RMC

"Les femmes ne vont pas parler aussi crûment s’il y a des hommes": que se passe-t-il lors des réunions non-mixtes qui font polémique?

La cofondatrice de l’association “Les Effronté.es” a défendu les propos d'Audrey Pulvar qui ont provoqué la polémique ce week-end.

La candidate PS pour les régionales en Ile-de-France, Audrey Pulvar, a fait bondir la droite dimanche en estimant qu'une personne blanche qui assisterait à une réunion non-mixte pourrait rester "spectateur silencieux".

Interrogée samedi sur BFMTV par Apolline de Malherbe sur la polémique autour du syndicat étudiant Unef, l'adjointe à la mairie de Paris a déclaré: 

"Que des personnes discriminées pour les mêmes raisons et de la même façon sentent la nécessité de se réunir entre elles pour en discuter, ça ne me choque pas profondément." Et "s'il se trouve que vient à cet atelier une femme blanche, un homme blanc, il n'est pas question de la ou le jeter. En revanche, on peut lui demander de se taire, d'être spectateur ou spectatrice silencieux".

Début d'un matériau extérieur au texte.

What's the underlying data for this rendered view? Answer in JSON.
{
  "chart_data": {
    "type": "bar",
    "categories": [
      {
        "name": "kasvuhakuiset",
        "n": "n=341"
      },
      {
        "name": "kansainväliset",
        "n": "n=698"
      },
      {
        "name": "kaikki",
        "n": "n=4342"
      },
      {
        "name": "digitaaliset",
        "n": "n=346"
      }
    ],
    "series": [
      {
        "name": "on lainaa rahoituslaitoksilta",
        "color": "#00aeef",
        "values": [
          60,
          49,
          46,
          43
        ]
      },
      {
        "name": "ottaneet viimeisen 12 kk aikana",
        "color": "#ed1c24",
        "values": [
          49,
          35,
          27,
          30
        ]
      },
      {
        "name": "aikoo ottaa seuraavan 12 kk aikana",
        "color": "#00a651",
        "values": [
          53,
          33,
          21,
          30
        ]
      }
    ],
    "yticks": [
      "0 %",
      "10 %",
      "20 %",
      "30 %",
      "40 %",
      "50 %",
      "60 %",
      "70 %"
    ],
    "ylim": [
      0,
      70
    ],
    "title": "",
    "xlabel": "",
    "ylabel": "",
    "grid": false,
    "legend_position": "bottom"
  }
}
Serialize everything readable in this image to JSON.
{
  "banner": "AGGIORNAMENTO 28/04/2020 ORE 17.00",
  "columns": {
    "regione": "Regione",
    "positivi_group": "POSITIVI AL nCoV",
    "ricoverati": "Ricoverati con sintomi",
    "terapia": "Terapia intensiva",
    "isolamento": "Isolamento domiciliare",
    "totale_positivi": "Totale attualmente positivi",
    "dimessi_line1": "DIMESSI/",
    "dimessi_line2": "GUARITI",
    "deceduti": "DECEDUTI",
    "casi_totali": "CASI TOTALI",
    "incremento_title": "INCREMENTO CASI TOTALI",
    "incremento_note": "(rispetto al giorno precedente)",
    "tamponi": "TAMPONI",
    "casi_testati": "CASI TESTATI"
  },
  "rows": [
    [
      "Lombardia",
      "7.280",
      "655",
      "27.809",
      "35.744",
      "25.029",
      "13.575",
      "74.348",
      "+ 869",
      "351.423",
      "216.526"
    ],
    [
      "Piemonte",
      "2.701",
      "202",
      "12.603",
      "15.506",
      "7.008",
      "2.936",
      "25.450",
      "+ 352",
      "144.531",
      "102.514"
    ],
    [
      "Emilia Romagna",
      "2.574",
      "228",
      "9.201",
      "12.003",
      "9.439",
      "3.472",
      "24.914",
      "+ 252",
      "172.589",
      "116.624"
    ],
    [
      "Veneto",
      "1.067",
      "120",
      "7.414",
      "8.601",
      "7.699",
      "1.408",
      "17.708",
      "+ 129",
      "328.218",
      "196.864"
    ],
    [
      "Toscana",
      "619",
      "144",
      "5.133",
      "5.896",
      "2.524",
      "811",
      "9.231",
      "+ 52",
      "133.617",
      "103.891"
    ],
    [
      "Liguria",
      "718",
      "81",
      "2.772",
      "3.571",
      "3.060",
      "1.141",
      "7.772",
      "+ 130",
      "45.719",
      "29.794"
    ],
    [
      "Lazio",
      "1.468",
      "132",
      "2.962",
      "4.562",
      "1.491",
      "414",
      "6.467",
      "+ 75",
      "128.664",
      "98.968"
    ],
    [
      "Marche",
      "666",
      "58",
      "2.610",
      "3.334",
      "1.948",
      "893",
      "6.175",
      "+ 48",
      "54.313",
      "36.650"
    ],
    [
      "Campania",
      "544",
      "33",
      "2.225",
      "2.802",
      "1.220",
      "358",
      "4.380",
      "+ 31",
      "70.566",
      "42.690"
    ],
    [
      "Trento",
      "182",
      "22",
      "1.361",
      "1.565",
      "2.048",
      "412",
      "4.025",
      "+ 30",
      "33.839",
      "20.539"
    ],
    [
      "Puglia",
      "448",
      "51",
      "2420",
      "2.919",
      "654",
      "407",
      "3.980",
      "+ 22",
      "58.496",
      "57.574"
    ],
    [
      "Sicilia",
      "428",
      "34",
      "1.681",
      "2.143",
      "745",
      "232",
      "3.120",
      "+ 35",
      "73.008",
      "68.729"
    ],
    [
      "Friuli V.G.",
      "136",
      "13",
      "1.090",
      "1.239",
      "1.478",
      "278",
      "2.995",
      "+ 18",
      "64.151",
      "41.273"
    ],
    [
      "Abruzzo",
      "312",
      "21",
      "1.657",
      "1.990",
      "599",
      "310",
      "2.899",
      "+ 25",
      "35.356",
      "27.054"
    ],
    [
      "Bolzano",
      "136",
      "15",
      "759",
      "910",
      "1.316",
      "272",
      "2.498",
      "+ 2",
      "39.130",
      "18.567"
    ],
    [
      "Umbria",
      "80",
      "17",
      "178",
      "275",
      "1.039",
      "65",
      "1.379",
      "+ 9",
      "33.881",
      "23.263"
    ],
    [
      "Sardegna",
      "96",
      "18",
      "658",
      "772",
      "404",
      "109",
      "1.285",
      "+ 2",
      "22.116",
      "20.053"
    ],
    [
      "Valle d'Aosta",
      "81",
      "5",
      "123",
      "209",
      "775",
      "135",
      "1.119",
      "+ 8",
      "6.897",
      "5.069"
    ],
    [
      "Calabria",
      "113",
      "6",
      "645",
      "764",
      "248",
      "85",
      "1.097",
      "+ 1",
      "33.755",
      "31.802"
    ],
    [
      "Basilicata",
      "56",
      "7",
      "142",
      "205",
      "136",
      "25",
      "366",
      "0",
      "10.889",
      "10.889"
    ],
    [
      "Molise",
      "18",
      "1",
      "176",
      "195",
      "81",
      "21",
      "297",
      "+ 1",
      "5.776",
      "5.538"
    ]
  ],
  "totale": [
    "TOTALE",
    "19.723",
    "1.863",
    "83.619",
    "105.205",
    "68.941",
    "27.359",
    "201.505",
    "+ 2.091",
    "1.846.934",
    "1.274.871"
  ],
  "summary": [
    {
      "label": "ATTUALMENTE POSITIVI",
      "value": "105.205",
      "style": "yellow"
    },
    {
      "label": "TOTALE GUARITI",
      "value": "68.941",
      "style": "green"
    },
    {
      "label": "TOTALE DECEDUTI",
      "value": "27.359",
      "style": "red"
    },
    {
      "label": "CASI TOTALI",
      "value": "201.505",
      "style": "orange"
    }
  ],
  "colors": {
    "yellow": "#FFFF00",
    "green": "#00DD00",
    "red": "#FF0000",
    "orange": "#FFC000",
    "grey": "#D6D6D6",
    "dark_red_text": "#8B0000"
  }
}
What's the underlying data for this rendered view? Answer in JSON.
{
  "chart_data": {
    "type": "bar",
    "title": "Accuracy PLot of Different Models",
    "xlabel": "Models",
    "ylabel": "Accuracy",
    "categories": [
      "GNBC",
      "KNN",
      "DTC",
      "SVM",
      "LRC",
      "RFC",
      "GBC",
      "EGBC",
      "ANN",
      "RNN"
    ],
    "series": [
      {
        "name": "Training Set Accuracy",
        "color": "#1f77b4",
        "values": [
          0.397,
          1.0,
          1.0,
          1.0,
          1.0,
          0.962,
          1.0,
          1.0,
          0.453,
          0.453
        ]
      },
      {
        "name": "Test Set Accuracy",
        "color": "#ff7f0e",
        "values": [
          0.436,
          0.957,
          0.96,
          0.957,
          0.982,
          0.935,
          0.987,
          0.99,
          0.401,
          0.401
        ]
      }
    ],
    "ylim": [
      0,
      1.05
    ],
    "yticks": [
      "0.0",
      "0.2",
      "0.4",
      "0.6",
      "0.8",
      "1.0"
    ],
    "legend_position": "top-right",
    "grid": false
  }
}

Ces déclarations interviennent après une semaine de polémiques autour de l'Unef dont la présidente, Mélanie Luce, avait défendu l'organisation de réunions "non-mixtes" pour "permettre aux personnes touchées par le racisme de pouvoir exprimer ce qu'elles subissent".

Pour la militante féministe Fatima Benomar, cofondatrice de l’association “Les Effronté.es”, "on est en train de polémiquer sur quelque chose qui a toujours existé dans l’histoire du mouvement de libération des femmes. Dans ces réunions, les femmes arrivent à parler en confiance, elles arrivent à s’exercer à la parole ce qui n’est pas évident”, appuie-t-elle sur RMC, face à Apolline de Malherbe, ce lundi.

Une "extrême violence"

Elle affirme notamment que les femmes peuvent s’exprimer plus librement si par exemple elles sont dans une réunion sans homme. 

“Les femmes ne vont pas parler aussi crûment et directement, s’il y a des hommes dans la salle. Les femmes vont s’autocensurer par bienveillance envers les hommes présents dans la salle”, assure-t-elle.

>> A LIRE AUSSI - "On est polarisé avec des gens obsédés par le racisme anti-blanc et d'autres par le privilège blanc": faut-il interdire les "réunions non-mixtes"?

A l'inverse, toujours à l'antenne de RMC, Laetitia Avia, députée LREM de Paris, estime que les propos d’Audrey Pulvar sont d’une “extrême violence".

“La liberté de d’expression, la capacité à assumer des idées, c’est un droit qui est fondamental dans notre pays. On ne peut pas dans notre pays faire le tri sur des questions raciales. La libération de la parole, elle doit être accompagnée de la libération de l’écoute.
In fine, ces réunions ont lieu pour une raison, c’est lutter contre les discriminations et je ne pense pas que cela puisse se faire en cercle clos. Et cette libération de l’écoute se fait en présence de l’ensemble des tenants de la société”, assure-t-elle.

Face à la polémique, Audrey Pulvar a précisé dans un tweet dimanche, que "les réunions ‘non-mixtes’ ne portent pas que sur des questions de couleur de peau. Oui, dans une réunion non-mixte LGBTQI +, en tant qu'hétéro, je me taierais, j'écouterais".